Bo choć wygląd budynków zmienił się w niewielkim stopniu, ogromnym przeobrażeniom uległo ich otoczenie, np. liczba i marki samochodów na ulicach czy sposób prezentowania reklam w przestrzeni publicznej. Dla starszych czytelników będzie to podróż do czasów młodości, dla młodszych okazja do poznania, w jakich realiach żyli ich rodzice czy dziadkowe. Po obejrzeniu naszej galerii zapraszamy do podzielenia się swoimi wspomnieniami lub refleksjami w komentarzach pod artykułem. Co waszym zdaniem zmieniło się na lepsze, a co na gorsze?

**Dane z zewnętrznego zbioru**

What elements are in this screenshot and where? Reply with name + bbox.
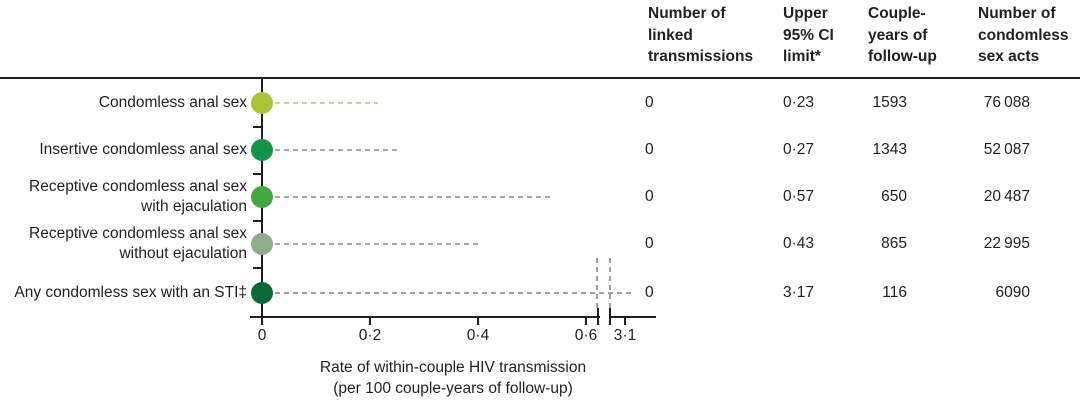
cell-upper-ci: 3·17: [783, 284, 815, 301]
column-header-upper-ci: Upper 95% CI limit*: [783, 5, 834, 65]
cell-linked-transmissions: 0: [645, 188, 654, 205]
category-label: Receptive condomless anal sex with ejacu…: [29, 178, 247, 215]
header-divider-rule: [0, 77, 1080, 79]
column-header-sex-acts: Number of condomless sex acts: [978, 5, 1069, 65]
data-point-dot: [251, 233, 273, 255]
column-header-couple-years: Couple- years of follow-up: [868, 5, 937, 65]
cell-couple-years: 1593: [872, 94, 907, 111]
x-axis-tick-label: 3·1: [613, 327, 637, 344]
x-axis-title-line2: (per 100 couple-years of follow-up): [333, 380, 573, 397]
category-separator-tick: [253, 126, 262, 128]
data-point-dot: [251, 282, 273, 304]
axis-break-dashed-line: [596, 258, 598, 312]
x-axis-tick: [624, 318, 626, 325]
category-label: Insertive condomless anal sex: [39, 141, 247, 158]
x-axis-line-left-segment: [250, 316, 600, 318]
cell-upper-ci: 0·27: [783, 141, 815, 158]
cell-sex-acts: 22 995: [983, 235, 1030, 252]
ci-dashed-line: [275, 196, 550, 198]
x-axis-tick-label: 0·4: [466, 327, 490, 344]
cell-sex-acts: 76 088: [983, 94, 1030, 111]
x-axis-tick: [585, 318, 587, 325]
axis-break-mark-left: [597, 308, 599, 325]
cell-couple-years: 865: [881, 235, 907, 252]
data-point-dot: [251, 139, 273, 161]
ci-dashed-line: [275, 243, 480, 245]
cell-upper-ci: 0·57: [783, 188, 815, 205]
category-separator-tick: [253, 173, 262, 175]
data-point-dot: [251, 186, 273, 208]
category-label: Any condomless sex with an STI‡: [14, 284, 247, 301]
cell-sex-acts: 20 487: [983, 188, 1030, 205]
x-axis-line-right-segment: [609, 316, 656, 318]
cell-couple-years: 1343: [872, 141, 907, 158]
data-point-dot: [251, 92, 273, 114]
x-axis-tick-label: 0·2: [358, 327, 382, 344]
x-axis-title: Rate of within-couple HIV transmission (…: [253, 357, 653, 399]
ci-dashed-line: [275, 149, 399, 151]
axis-break-dashed-line: [609, 258, 611, 312]
column-header-linked-transmissions: Number of linked transmissions: [648, 5, 754, 65]
x-axis-title-line1: Rate of within-couple HIV transmission: [319, 359, 587, 376]
x-axis-tick: [369, 318, 371, 325]
cell-linked-transmissions: 0: [645, 141, 654, 158]
cell-linked-transmissions: 0: [645, 284, 654, 301]
x-axis-tick: [261, 318, 263, 325]
x-axis-tick: [477, 318, 479, 325]
cell-upper-ci: 0·23: [783, 94, 815, 111]
category-separator-tick: [253, 267, 262, 269]
cell-linked-transmissions: 0: [645, 235, 654, 252]
category-separator-tick: [253, 220, 262, 222]
ci-dashed-line: [275, 292, 633, 294]
ci-dashed-line: [275, 102, 379, 104]
x-axis-tick-label: 0: [257, 327, 267, 344]
cell-couple-years: 650: [881, 188, 907, 205]
cell-sex-acts: 52 087: [983, 141, 1030, 158]
cell-linked-transmissions: 0: [645, 94, 654, 111]
axis-break-mark-right: [609, 308, 611, 325]
x-axis-tick-label: 0·6: [574, 327, 598, 344]
category-label: Condomless anal sex: [98, 94, 247, 111]
cell-sex-acts: 6090: [995, 284, 1030, 301]
cell-couple-years: 116: [882, 284, 907, 301]
category-label: Receptive condomless anal sex without ej…: [29, 225, 247, 262]
cell-upper-ci: 0·43: [783, 235, 815, 252]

Gdynia, skrzyżowanie ulic Władysława IV oraz Żwirki i WiguryMapka



Przesuń aby
porównać
Na zdjęciu po lewej utrwalono skrzyżowanie ulic Władysława IV oraz Żwirki i Wigury w Gdyni w maju 1987 r. W oczy rzuca się znacznie większa współcześnie ilość zieleni oraz przeobrażenia, którym uległa branża reklamowa. Zniknął widoczny po prawej słup ogłoszeniowy - podobnie jak niemal wszystkie tego rodzaju obiekty w Trójmieście - a zamiast niego wyrasta nieopodal stojak na billboardy.

Quiz Trójmiasto kiedyś i dziś Średni wynik 56%

Trójmiasto kiedyś i dziś

Rozpocznij quiz


Gdynia, ul. 10 lutegoMapka



Przesuń aby
porównać
Na zdjęciu po lewej utrwalono ul. 10 lutego w Gdyni w czerwcu 1975 r. To pamiątka z wizyty prezydenta Francji, którym był wówczas Valéry Giscard d'Estaing. Oprócz niego w otwartej limuzynie znajdują się także premier Piotr Jaroszewicz oraz I sekretarz komitetu wojewódzkiego PZPR Tadeusz Fiszbach.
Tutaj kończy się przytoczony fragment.